When I stepped out, however, I returned to a groundswell of pushback for the panel. Where are quantitative social media metrics? Hard ROI? “The problem with social media is that we’re all talking to each other,” as one audience member put it. He stated that the total social media spend is “0.4% of the total annnual advertising budget in Fortune 500.” (That number was cited as $250B). Where’s the real return?
In response, Katrina Lowes offered the most substantive response of the day. “Consider: I’ve got a video to put online or on broadcast. You need to calculate the advertising comparison impact between the two mediums… How much would I have had to pay to get this exposure in traditional media?” She suggest looking at click through rates (CTR) of a cluster demographic from a social media platform or campaign back to the launch page of your website. Measure “Media equivalent purchase value” and conversion traffic, in other words, when it comes to ROI.

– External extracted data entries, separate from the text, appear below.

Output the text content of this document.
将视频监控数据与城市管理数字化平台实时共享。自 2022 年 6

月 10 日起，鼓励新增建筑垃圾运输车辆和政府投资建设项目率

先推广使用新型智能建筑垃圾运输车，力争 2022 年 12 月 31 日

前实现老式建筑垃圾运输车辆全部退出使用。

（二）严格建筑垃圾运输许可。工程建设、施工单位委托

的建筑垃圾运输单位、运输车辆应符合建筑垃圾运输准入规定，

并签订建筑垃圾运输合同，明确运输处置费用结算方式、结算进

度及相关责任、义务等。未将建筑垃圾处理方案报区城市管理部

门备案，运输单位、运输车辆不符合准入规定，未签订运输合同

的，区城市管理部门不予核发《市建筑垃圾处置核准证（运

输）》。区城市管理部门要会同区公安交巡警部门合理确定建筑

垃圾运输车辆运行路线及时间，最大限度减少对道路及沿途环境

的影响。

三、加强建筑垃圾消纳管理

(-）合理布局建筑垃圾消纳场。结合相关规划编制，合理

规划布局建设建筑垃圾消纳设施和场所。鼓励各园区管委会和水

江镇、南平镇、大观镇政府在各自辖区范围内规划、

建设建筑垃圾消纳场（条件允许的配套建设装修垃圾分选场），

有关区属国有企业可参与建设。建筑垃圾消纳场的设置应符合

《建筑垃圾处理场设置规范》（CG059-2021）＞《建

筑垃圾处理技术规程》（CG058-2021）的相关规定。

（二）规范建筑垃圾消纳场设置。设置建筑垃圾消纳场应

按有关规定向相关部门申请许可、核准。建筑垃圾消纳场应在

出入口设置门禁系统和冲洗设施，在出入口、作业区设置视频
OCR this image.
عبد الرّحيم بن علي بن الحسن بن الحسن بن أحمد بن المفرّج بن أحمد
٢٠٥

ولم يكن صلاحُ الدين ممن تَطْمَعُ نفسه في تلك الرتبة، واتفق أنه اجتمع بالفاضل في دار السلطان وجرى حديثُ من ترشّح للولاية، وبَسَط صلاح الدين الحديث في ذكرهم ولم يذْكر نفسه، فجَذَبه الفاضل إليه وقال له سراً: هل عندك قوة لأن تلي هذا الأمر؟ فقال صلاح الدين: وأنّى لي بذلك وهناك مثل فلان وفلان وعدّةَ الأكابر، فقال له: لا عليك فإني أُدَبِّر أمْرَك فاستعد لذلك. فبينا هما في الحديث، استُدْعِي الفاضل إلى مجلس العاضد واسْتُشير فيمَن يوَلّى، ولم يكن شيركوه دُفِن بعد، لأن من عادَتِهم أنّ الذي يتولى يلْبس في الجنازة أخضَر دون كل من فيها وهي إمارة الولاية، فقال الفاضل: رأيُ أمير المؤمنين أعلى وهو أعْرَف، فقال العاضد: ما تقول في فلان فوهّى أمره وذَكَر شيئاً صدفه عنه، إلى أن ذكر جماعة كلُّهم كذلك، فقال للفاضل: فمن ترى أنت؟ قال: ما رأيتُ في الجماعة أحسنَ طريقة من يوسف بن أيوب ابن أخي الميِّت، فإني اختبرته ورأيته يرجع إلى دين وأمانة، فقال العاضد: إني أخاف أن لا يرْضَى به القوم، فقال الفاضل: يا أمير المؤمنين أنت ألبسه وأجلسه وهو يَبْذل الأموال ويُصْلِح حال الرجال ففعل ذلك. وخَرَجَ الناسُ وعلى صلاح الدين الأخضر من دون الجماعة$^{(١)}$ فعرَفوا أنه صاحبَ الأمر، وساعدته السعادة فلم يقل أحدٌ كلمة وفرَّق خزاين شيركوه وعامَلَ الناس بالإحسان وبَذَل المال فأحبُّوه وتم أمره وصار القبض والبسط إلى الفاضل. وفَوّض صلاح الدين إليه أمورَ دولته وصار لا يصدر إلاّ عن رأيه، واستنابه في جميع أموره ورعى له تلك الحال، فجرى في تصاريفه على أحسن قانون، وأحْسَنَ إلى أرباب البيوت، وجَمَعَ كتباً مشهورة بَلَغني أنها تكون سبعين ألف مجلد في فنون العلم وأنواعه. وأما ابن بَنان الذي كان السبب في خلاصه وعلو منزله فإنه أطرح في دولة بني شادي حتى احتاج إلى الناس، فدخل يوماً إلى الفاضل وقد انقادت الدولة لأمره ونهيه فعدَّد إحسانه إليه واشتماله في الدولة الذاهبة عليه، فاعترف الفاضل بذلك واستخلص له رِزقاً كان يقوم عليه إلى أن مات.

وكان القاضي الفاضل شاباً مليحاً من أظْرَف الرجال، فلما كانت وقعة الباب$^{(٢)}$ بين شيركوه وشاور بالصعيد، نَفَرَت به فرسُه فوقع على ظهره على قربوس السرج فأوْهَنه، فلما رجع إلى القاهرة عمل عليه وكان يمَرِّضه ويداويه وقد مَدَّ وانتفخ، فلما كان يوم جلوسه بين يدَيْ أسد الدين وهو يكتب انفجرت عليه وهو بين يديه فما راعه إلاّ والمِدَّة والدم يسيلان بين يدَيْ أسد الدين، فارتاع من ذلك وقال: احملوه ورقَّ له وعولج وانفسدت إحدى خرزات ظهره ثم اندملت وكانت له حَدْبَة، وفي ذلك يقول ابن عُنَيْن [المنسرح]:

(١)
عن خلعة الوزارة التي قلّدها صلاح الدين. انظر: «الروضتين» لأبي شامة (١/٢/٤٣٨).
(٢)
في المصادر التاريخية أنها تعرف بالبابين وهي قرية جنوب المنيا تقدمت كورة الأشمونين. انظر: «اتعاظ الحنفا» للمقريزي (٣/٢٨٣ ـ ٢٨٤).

Forde noted that it’s also key to consider cultural differences, especially overseas, particularly with respect to hierarchical processes. If decisions are made once a month by a small group, observe how that can be improved. For instance, asynchronous tools can help – a lot – with time to market for products or campaigns. She cited one client where a 52-week time to market was cut to 14 weeks.
Considerable concern still remained in the audience with regard to unleashing social media internally. “What about the sexting that’s going to happen in my company.” Executives are worried about risk.
They should be, as Lowes noted. By tracking & gathering people’s personally identifiable information (PII) at Humana, they’re liable under HIPAA. That’s a major responsibility. Given the longevity & permanency of data on these platforms, organizations must be mindful of measuring ROI in more than conversion; they need to consider the risks of the overall project.